Currently accepts PDF files only (more formats coming soon).
Submit Document for Processing
- Uploads a PDF document to generate a PageIndex hierarchical tree.
- Returns a document identifier (
doc_id) for subsequent operations.
Parameters
| Name | Type | Required | Description | Default |
|---|---|---|---|---|
| file | Blob | Buffer | ArrayBuffer | yes | File content to upload | - |
| fileName | string | yes | Name of the file | - |
| options.mode | string | no | Processing mode | - |
| options.folderId | string | no | Target folder ID. Falls back to folderScope if not set | - |
Example Request
import { readFileSync } from "fs";
const file = readFileSync("./2023-annual-report.pdf");
const result = await client.api.submitDocument(file, "2023-annual-report.pdf");
const doc_id = result.doc_id;Example Response
{
"doc_id": "pi-abc123def456"
}You can organize documents into Folders for better workspace management (Max plan).

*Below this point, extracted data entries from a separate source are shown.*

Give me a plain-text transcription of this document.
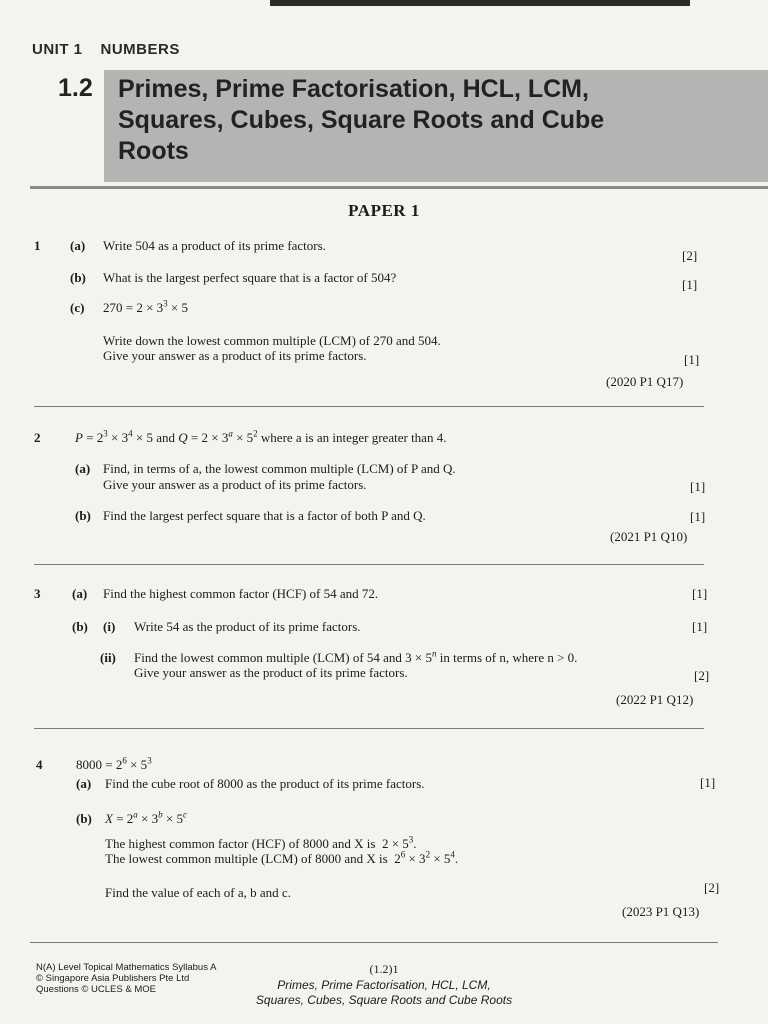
UNIT 1 NUMBERS
1.2 Primes, Prime Factorisation, HCL, LCM,
Squares, Cubes, Square Roots and Cube
Roots
PAPER 1
1 (a) Write 504 as a product of its prime factors.
[2]
(b) What is the largest perfect square that is a factor of 504?	[1]
(c) $270 = 2 \times 3^3 \times 5$
Write down the lowest common multiple (LCM) of 270 and 504.
Give your answer as a product of its prime factors.	[1]
(2020 P1 Q17)
2	$P = 2^3 \times 3^4 \times 5$ and $Q = 2 \times 3^a \times 5^2$ where a is an integer greater than 4.
(a) Find, in terms of a, the lowest common multiple (LCM) of P and Q.
Give your answer as a product of its prime factors.	[1]
(b) Find the largest perfect square that is a factor of both P and Q.	[1]
(2021 P1 Q10)
3 (a) Find the highest common factor (HCF) of 54 and 72.	[1]
(b) (i) Write 54 as the product of its prime factors.	[1]
(ii) Find the lowest common multiple (LCM) of 54 and $3 \times 5^n$ in terms of n, where n > 0.
Give your answer as the product of its prime factors.	[2]
(2022 P1 Q12)
4	$8000 = 2^6 \times 5^3$
(a) Find the cube root of 8000 as the product of its prime factors.	[1]
(b) $X = 2^a \times 3^b \times 5^c$
The highest common factor (HCF) of 8000 and X is  $2 \times 5^3$.
The lowest common multiple (LCM) of 8000 and X is  $2^6 \times 3^2 \times 5^4$.
Find the value of each of a, b and c.	[2]
(2023 P1 Q13)
N(A) Level Topical Mathematics Syllabus A
© Singapore Asia Publishers Pte Ltd
Questions © UCLES & MOE
(1.2)1
Primes, Prime Factorisation, HCL, LCM,
Squares, Cubes, Square Roots and Cube Roots
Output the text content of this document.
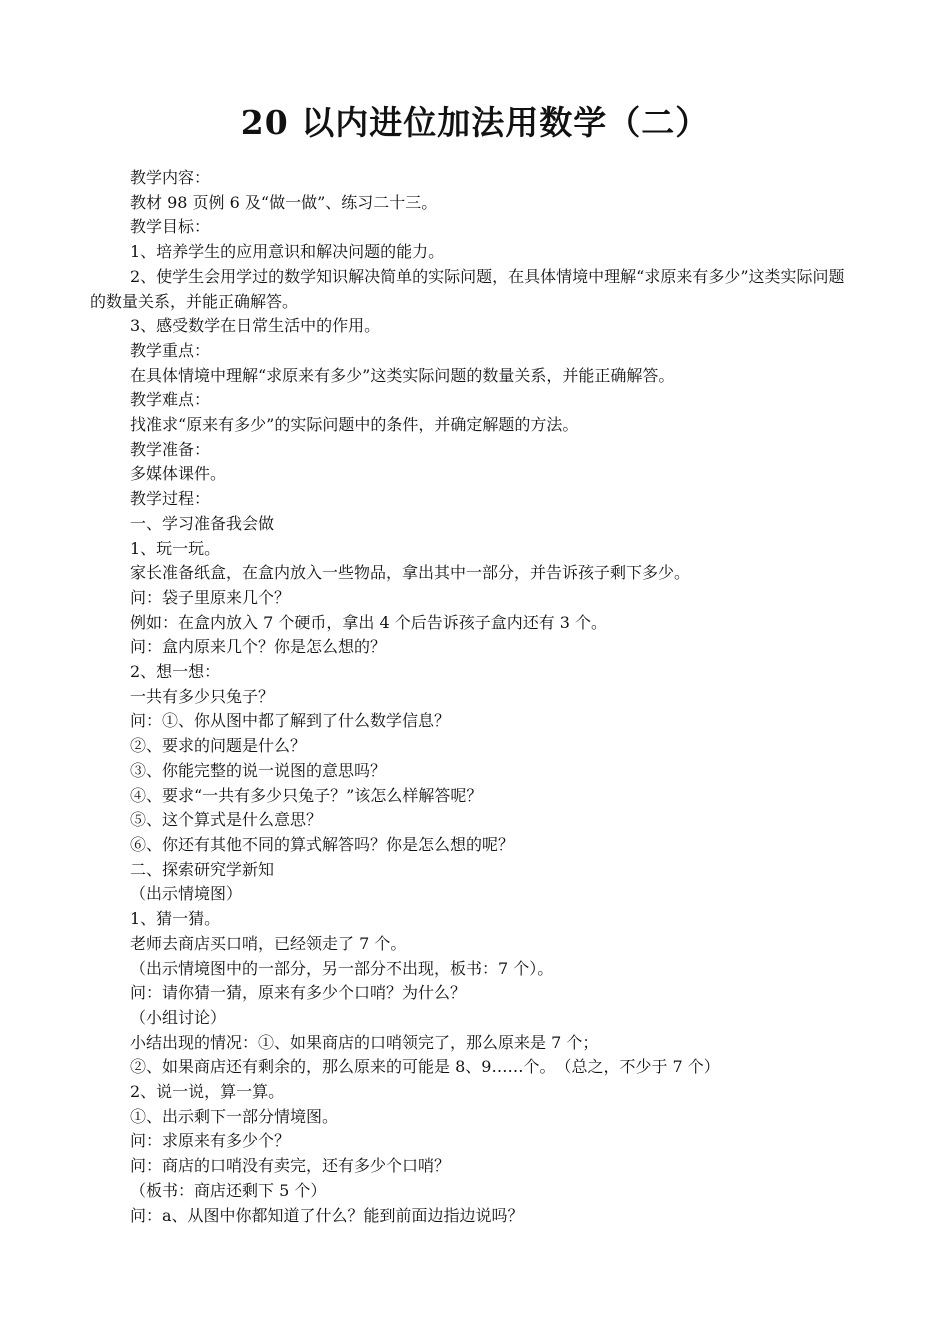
20 以内进位加法用数学（二）
教学内容：
教材 98 页例 6 及“做一做”、练习二十三。
教学目标：
1、培养学生的应用意识和解决问题的能力。
2、使学生会用学过的数学知识解决简单的实际问题，在具体情境中理解“求原来有多少”这类实际问题的数量关系，并能正确解答。
3、感受数学在日常生活中的作用。
教学重点：
在具体情境中理解“求原来有多少”这类实际问题的数量关系，并能正确解答。
教学难点：
找准求“原来有多少”的实际问题中的条件，并确定解题的方法。
教学准备：
多媒体课件。
教学过程：
一、学习准备我会做
1、玩一玩。
家长准备纸盒，在盒内放入一些物品，拿出其中一部分，并告诉孩子剩下多少。
问：袋子里原来几个？
例如：在盒内放入 7 个硬币，拿出 4 个后告诉孩子盒内还有 3 个。
问：盒内原来几个？你是怎么想的？
2、想一想：
一共有多少只兔子？
问：①、你从图中都了解到了什么数学信息？
②、要求的问题是什么？
③、你能完整的说一说图的意思吗？
④、要求“一共有多少只兔子？”该怎么样解答呢？
⑤、这个算式是什么意思？
⑥、你还有其他不同的算式解答吗？你是怎么想的呢？
二、探索研究学新知
（出示情境图）
1、猜一猜。
老师去商店买口哨，已经领走了 7 个。
（出示情境图中的一部分，另一部分不出现，板书：7 个）。
问：请你猜一猜，原来有多少个口哨？为什么？
（小组讨论）
小结出现的情况：①、如果商店的口哨领完了，那么原来是 7 个；
②、如果商店还有剩余的，那么原来的可能是 8、9……个。　（总之，不少于 7 个）
2、说一说，算一算。
①、出示剩下一部分情境图。
问：求原来有多少个？
问：商店的口哨没有卖完，还有多少个口哨？
（板书：商店还剩下 5 个）
问：a、从图中你都知道了什么？能到前面边指边说吗？
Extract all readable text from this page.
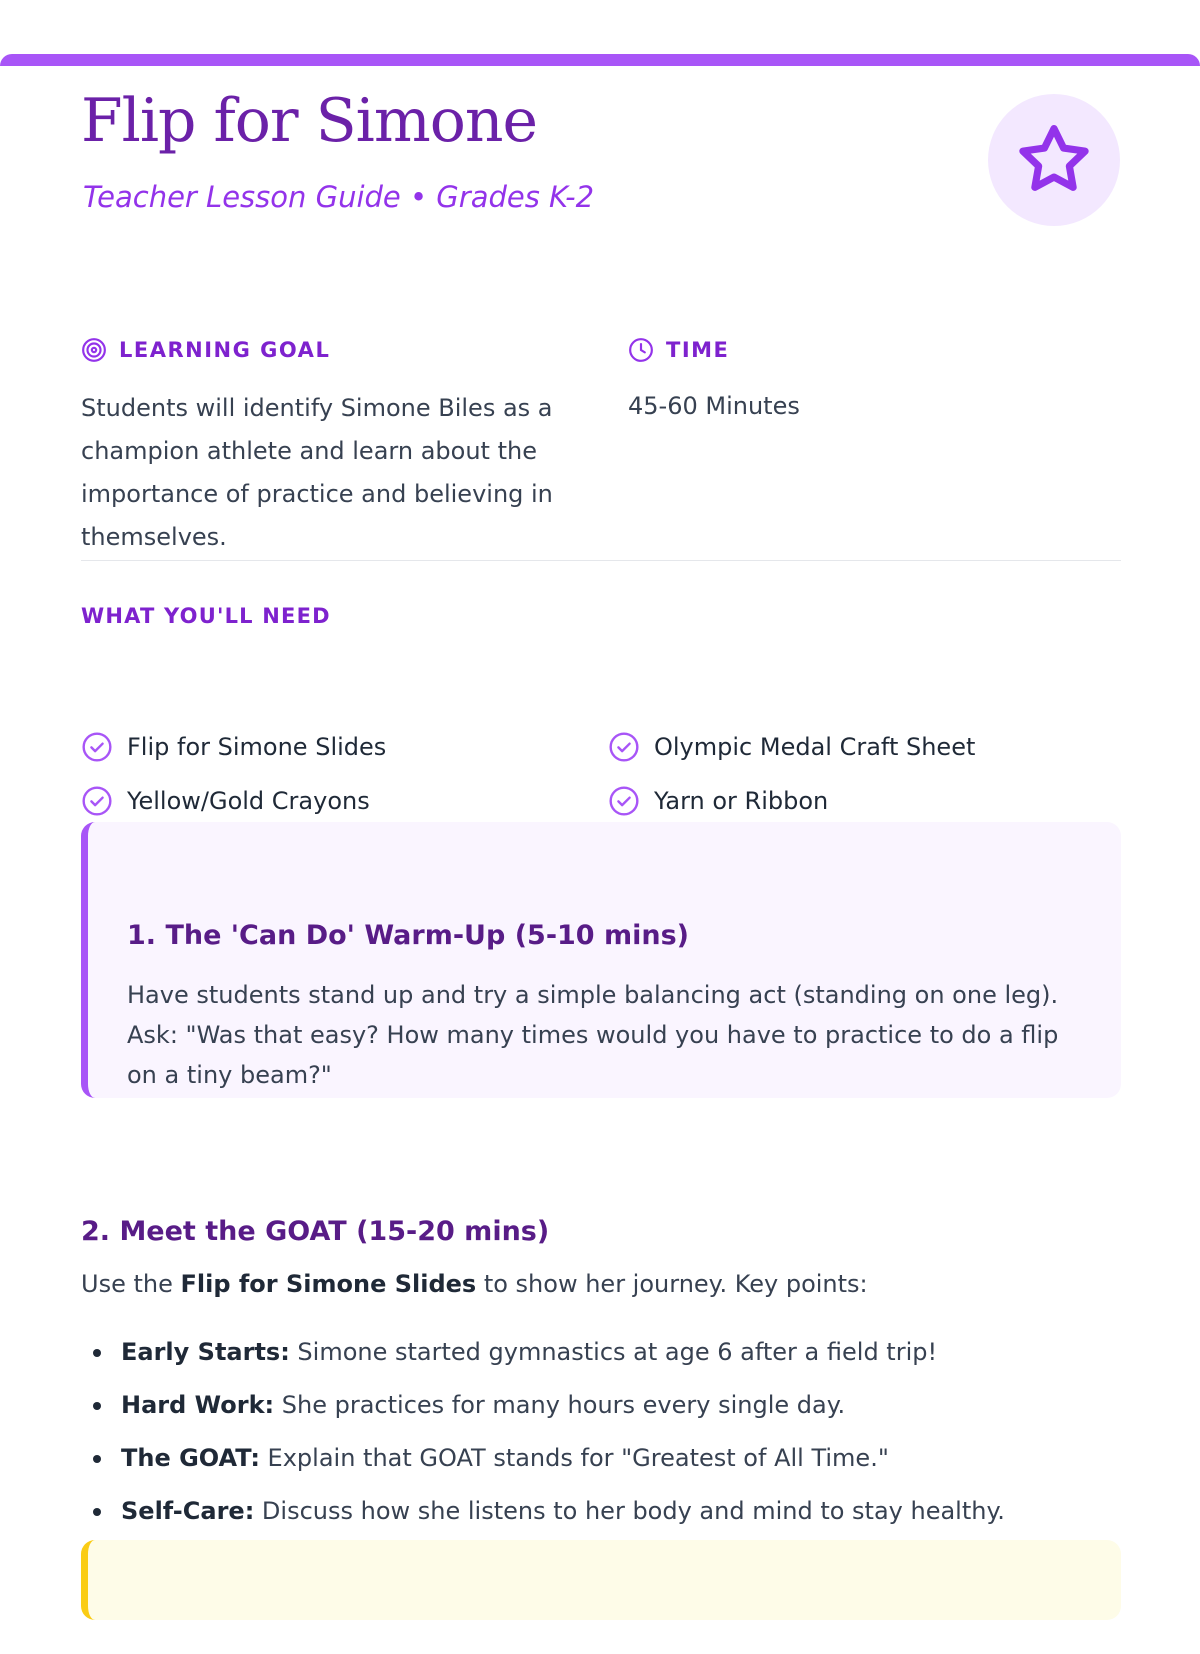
Flip for Simone

Teacher Lesson Guide • Grades K-2

LEARNING GOAL

Students will identify Simone Biles as a champion athlete and learn about the importance of practice and believing in themselves.

TIME

45-60 Minutes

WHAT YOU'LL NEED
Flip for Simone Slides	Olympic Medal Craft Sheet
Yellow/Gold Crayons	Yarn or Ribbon
1. The 'Can Do' Warm-Up (5-10 mins)

Have students stand up and try a simple balancing act (standing on one leg). Ask: "Was that easy? How many times would you have to practice to do a flip on a tiny beam?"

2. Meet the GOAT (15-20 mins)

Use the Flip for Simone Slides to show her journey. Key points:

Early Starts: Simone started gymnastics at age 6 after a field trip!
Hard Work: She practices for many hours every single day.
The GOAT: Explain that GOAT stands for "Greatest of All Time."
Self-Care: Discuss how she listens to her body and mind to stay healthy.
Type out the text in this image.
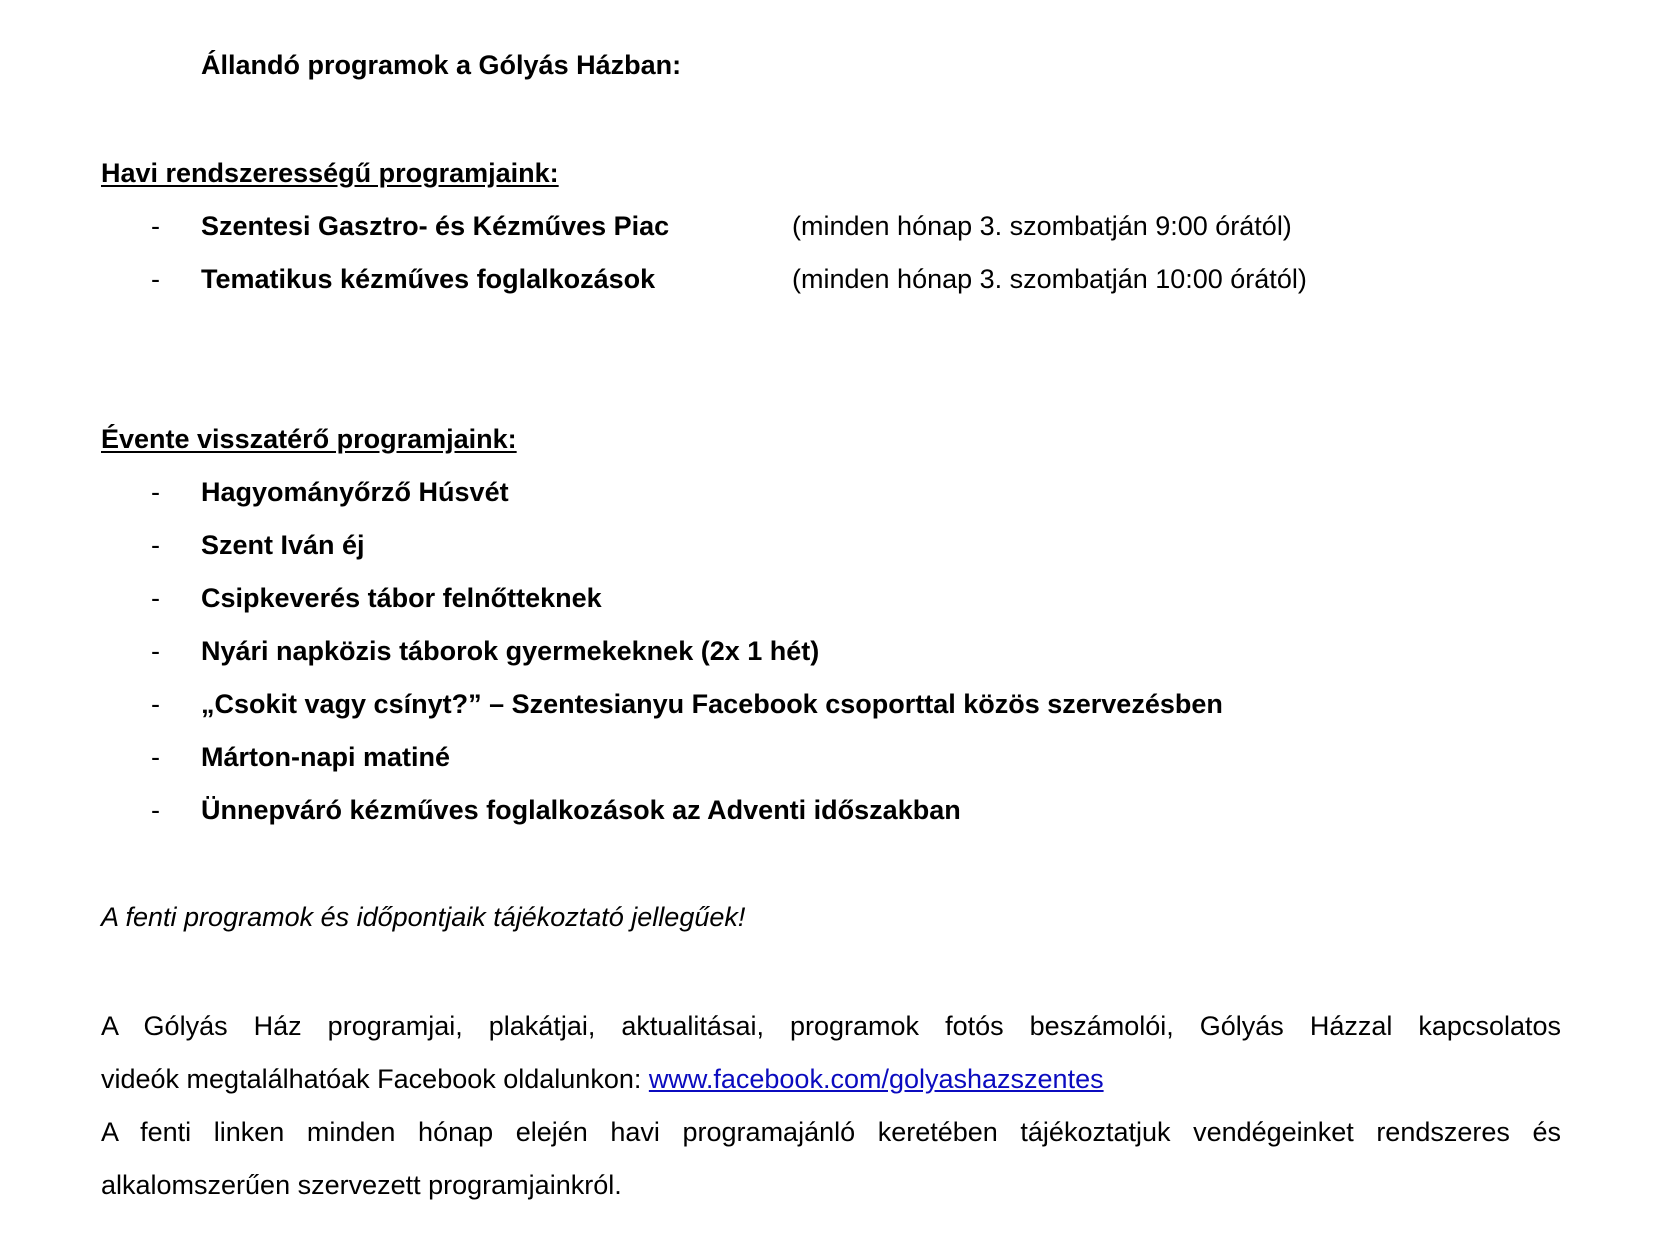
Állandó programok a Gólyás Házban:
Havi rendszerességű programjaink:
- Szentesi Gasztro- és Kézműves Piac	(minden hónap 3. szombatján 9:00 órától)
- Tematikus kézműves foglalkozások	(minden hónap 3. szombatján 10:00 órától)
Évente visszatérő programjaink:
- Hagyományőrző Húsvét
- Szent Iván éj
- Csipkeverés tábor felnőtteknek
- Nyári napközis táborok gyermekeknek (2x 1 hét)
- „Csokit vagy csínyt?” – Szentesianyu Facebook csoporttal közös szervezésben
- Márton-napi matiné
- Ünnepváró kézműves foglalkozások az Adventi időszakban
A fenti programok és időpontjaik tájékoztató jellegűek!
A Gólyás Ház programjai, plakátjai, aktualitásai, programok fotós beszámolói, Gólyás Házzal kapcsolatos
videók megtalálhatóak Facebook oldalunkon: www.facebook.com/golyashazszentes
A fenti linken minden hónap elején havi programajánló keretében tájékoztatjuk vendégeinket rendszeres és
alkalomszerűen szervezett programjainkról.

Get Processing Status & Tree Structure
Check processing status and (when complete) get the PageIndex tree for a submitted document.
Parameters
| Name | Type | Required | Description | Default |
|---|---|---|---|---|
| docId | string | yes | Document ID | - |
| options.nodeSummary | boolean | no | Include node summary for each node in response | false |
Example Request
const tree = await client.api.getTree(doc_id);
if (tree.status === "completed") {
console.log("PageIndex Tree Structure:", tree.result);
}Example Response (Processing):
{
"doc_id": "pi-abc123def456",
"status": "processing"
}Example Response (Completed):
{
"doc_id": "pi-abc123def456",
"status": "completed",
"result": [
{
"title": "Financial Stability",
"node_id": "0006",
"page_index": 21,
"text": "The Federal Reserve maintains financial stability through comprehensive monitoring and regulatory oversight...",
"nodes": [
{
"title": "Monitoring Financial Vulnerabilities",
"node_id": "0007",
"page_index": 22,
"text": "The Federal Reserve's monitoring focuses on identifying and assessing potential risks..."
},
{
"title": "Domestic and International Cooperation and Coordination",
"node_id": "0008",
"page_index": 28,
"text": "In 2023, the Federal Reserve collaborated internationally with central banks and regulatory authorities..."
}
]
}
]
}Get Document Metadata
Retrieve document information including processing status, page count, and creation time.
Parameters
| Name | Type | Required | Description |
|---|---|---|---|
| docId | string | yes | Document ID |
Example Request
const doc = await client.api.getDocument(doc_id);
console.log(`Document: ${doc.name}`);
console.log(`Status: ${doc.status}`);
console.log(`Pages: ${doc.pageNum}`);Example Response
{
"id": "pi-abc123def456",
"name": "2023-annual-report.pdf",
"description": "Annual Report 2023",
"status": "completed",
"createdAt": "2024-01-15T10:30:00.000Z",
"pageNum": 42,
"folderId": "folder-123"
}| Field | Type | Description |
|---|---|---|
| id | string | Document ID |
| name | string | Document filename |
| description | string | Document description |
| status | string | "queued" | "processing" | "completed" | "failed" |
| createdAt | string | ISO 8601 timestamp |
| pageNum | number | Number of pages |
| folderId | string | Folder ID (if assigned) |
List Documents
Retrieve a paginated list of all documents, ordered by creation date (newest first).
Parameters
| Name | Type | Required | Description | Default |
|---|---|---|---|---|
| options.limit | number | no | Maximum documents to return (1–100) | 50 |
| options.offset | number | no | Number of documents to skip | 0 |
| options.folderId | string | no | Filter by folder ID | - |
Example
const result = await client.api.listDocuments({ limit: 10 });
console.log(`Total: ${result.total}`);
for (const doc of result.documents) {
console.log(`${doc.name} (${doc.status})`);
}
// Next page
const page2 = await client.api.listDocuments({ limit: 10, offset: 10 });Response
{
"documents": [
{
"id": "pi-abc123def456",
"name": "2023-annual-report.pdf",
"status": "completed",
"createdAt": "2024-01-15T10:30:00.000Z",
"pageNum": 42
}
],
"total": 25,
"limit": 10,
"offset": 0
}Delete a Document
Permanently delete a PageIndex document and all its associated data.
Parameters
| Name | Type | Required | Description |
|---|---|---|---|
| docId | string | yes | Document ID |
Example Request
await client.api.deleteDocument(doc_id);